第205章 沈知微
蕭珣說到做到。沒過兩日,一位姓姜的嬤嬤便被陳慶恭敬地請到了皇子府。
姜嬤嬤約莫五十許,頭髮梳得一絲不苟,面容嚴肅,眼神卻透著一股精明幹練。
她原是宮中伺候過太妃的老人,規矩禮儀、管家理事都是一等一的好手,後來年紀大了才放出宮榮養。此番被蕭珣請出山,足見其對辛久薇的重視。
姜嬤嬤的到來,讓辛久薇的生活規律了許多。
在那些眼高於頂的貴女們看來,她就是個「鄉下來的」、「走了大運才攀附上六殿下」的破落戶女兒。她必須讓自己儘快強大起來,才能不辜負蕭珣的庇護,也才能有底氣站在他身邊。
姜嬤嬤雖嚴厲,但對辛久薇的悟性和韌性頗為讚賞。尤其看到她臨摹蕭珣字帖時那份專注和日益沉穩的筆力,眼中更添了幾分深意。這位辛小姐,並非空有美貌的花瓶。
日子在緊張而充實的學習中悄然滑過。辛雲舟的身體已恢復如初,重新投入了兵部的事務,只是眉宇間多了幾分沉穩和屬於軍人的銳利。勻城傳來好消息,辛文海終於甦醒,雖然身體虛弱需要長期調養,但意識已清,脫離了生命危險。辛久薇懸著的心徹底放下,臉上的笑容也越發真切明媚。

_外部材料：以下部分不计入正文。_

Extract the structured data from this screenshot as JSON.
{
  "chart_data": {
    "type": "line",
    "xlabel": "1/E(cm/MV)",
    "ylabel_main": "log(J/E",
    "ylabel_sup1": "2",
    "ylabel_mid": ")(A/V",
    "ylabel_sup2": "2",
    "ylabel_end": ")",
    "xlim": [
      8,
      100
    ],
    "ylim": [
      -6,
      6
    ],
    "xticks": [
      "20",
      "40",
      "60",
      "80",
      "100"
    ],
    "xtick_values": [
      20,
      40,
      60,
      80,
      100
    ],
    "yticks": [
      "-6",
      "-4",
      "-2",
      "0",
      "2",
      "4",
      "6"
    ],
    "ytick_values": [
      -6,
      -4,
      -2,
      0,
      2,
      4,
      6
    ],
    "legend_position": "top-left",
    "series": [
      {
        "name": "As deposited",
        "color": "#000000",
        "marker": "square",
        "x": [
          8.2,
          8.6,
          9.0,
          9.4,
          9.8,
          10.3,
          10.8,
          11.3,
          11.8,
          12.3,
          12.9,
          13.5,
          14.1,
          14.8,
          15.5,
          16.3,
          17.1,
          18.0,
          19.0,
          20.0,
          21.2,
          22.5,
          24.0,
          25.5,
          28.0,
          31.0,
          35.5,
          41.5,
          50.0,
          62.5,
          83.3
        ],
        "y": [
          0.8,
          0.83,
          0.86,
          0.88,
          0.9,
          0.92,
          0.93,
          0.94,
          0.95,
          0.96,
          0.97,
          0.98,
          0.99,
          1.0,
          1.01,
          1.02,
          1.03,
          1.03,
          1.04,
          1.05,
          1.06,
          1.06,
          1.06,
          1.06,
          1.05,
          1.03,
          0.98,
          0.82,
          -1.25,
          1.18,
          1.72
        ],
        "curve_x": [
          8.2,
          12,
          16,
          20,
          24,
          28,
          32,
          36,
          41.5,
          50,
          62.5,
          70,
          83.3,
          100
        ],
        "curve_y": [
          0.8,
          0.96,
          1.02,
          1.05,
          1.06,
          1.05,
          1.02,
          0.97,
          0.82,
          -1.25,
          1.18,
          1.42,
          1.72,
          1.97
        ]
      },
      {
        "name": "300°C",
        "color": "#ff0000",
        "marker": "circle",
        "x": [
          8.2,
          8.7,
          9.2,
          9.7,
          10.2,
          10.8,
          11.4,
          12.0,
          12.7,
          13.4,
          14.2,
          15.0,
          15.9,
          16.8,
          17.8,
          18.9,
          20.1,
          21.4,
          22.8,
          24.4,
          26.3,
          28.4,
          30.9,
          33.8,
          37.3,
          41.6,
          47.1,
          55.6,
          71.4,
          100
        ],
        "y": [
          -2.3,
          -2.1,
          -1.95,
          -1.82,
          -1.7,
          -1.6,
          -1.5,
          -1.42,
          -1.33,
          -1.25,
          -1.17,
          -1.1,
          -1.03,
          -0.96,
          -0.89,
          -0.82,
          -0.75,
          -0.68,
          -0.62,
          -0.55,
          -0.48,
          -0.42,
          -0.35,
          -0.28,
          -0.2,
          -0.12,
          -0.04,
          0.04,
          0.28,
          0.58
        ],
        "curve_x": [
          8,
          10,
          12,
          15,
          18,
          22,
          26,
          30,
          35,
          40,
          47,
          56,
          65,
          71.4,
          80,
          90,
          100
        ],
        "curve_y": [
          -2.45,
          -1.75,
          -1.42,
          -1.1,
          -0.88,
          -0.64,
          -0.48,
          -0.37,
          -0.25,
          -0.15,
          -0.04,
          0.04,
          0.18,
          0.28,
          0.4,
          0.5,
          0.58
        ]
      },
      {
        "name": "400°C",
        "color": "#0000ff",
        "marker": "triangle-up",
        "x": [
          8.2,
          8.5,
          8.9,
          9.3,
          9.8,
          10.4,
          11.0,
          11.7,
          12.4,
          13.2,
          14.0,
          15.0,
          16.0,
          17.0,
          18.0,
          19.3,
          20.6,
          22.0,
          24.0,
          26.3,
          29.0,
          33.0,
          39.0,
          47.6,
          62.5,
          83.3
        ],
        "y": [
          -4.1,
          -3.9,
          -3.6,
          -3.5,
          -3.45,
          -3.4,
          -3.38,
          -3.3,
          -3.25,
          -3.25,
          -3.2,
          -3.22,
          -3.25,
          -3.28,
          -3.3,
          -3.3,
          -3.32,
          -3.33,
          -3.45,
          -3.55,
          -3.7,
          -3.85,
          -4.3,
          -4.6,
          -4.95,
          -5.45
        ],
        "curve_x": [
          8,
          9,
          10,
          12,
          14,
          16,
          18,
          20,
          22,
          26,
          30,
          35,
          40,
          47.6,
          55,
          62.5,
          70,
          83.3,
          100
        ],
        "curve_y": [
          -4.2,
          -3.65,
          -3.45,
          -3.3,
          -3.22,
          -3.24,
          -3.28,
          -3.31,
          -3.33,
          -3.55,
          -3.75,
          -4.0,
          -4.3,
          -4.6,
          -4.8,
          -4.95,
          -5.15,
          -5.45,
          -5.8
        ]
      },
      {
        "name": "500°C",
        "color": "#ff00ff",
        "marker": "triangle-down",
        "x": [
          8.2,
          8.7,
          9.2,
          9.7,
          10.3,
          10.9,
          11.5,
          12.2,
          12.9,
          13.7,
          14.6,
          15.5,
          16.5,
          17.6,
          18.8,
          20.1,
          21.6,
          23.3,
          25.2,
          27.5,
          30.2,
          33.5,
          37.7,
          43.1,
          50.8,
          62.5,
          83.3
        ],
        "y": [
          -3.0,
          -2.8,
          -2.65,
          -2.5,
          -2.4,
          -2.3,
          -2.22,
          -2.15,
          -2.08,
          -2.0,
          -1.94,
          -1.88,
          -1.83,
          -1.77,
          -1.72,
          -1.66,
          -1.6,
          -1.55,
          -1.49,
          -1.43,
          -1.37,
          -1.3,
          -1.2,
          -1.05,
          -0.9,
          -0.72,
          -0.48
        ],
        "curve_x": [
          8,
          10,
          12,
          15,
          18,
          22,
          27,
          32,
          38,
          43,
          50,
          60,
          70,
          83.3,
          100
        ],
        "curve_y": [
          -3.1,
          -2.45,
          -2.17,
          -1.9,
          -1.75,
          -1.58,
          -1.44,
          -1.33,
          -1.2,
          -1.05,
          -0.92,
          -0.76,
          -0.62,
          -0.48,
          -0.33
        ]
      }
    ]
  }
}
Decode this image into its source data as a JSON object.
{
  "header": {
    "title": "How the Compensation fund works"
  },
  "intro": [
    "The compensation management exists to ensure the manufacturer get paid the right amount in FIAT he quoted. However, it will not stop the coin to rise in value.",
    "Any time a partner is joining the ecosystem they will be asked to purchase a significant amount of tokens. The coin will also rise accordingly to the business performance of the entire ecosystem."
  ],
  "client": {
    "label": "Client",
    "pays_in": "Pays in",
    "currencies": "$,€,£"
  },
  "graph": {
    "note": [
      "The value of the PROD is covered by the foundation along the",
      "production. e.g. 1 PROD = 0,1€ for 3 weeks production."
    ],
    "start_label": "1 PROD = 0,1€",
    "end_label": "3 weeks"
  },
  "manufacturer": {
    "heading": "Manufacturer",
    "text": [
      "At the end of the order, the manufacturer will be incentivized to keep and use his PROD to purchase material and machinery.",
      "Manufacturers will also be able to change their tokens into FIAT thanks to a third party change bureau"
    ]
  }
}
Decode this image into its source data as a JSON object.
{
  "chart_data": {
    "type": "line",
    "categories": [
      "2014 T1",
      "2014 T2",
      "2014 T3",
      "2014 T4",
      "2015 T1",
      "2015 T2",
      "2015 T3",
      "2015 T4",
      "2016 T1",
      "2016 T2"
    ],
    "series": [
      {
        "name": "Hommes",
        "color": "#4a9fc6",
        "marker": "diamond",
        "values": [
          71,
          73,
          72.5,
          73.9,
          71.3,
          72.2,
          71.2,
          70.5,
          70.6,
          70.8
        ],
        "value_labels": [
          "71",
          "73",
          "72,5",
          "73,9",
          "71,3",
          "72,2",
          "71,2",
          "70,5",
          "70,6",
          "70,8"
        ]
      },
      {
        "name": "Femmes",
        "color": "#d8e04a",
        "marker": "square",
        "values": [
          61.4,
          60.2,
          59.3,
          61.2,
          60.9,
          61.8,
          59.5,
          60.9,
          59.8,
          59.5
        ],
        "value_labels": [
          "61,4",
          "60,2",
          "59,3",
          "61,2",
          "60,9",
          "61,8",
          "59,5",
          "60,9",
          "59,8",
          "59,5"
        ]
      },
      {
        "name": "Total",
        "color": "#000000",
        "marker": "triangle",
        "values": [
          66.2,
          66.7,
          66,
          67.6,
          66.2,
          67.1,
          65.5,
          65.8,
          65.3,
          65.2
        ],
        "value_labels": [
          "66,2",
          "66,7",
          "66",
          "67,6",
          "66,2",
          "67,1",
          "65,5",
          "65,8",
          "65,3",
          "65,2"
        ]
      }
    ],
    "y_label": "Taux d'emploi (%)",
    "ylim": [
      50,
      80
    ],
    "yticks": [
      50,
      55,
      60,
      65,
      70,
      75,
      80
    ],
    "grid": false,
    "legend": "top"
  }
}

這日,辛久薇正在暖閣里練習插花,姜嬤嬤在一旁指點著花材的搭配與意境。侍女來報,安國公府的林靜姝小姐遞了帖子,邀辛久薇三日後去翰林院侍講學士沈巍大人府上,參加一場小型的「清談雅集」,品評新得的幾幅前朝字畫。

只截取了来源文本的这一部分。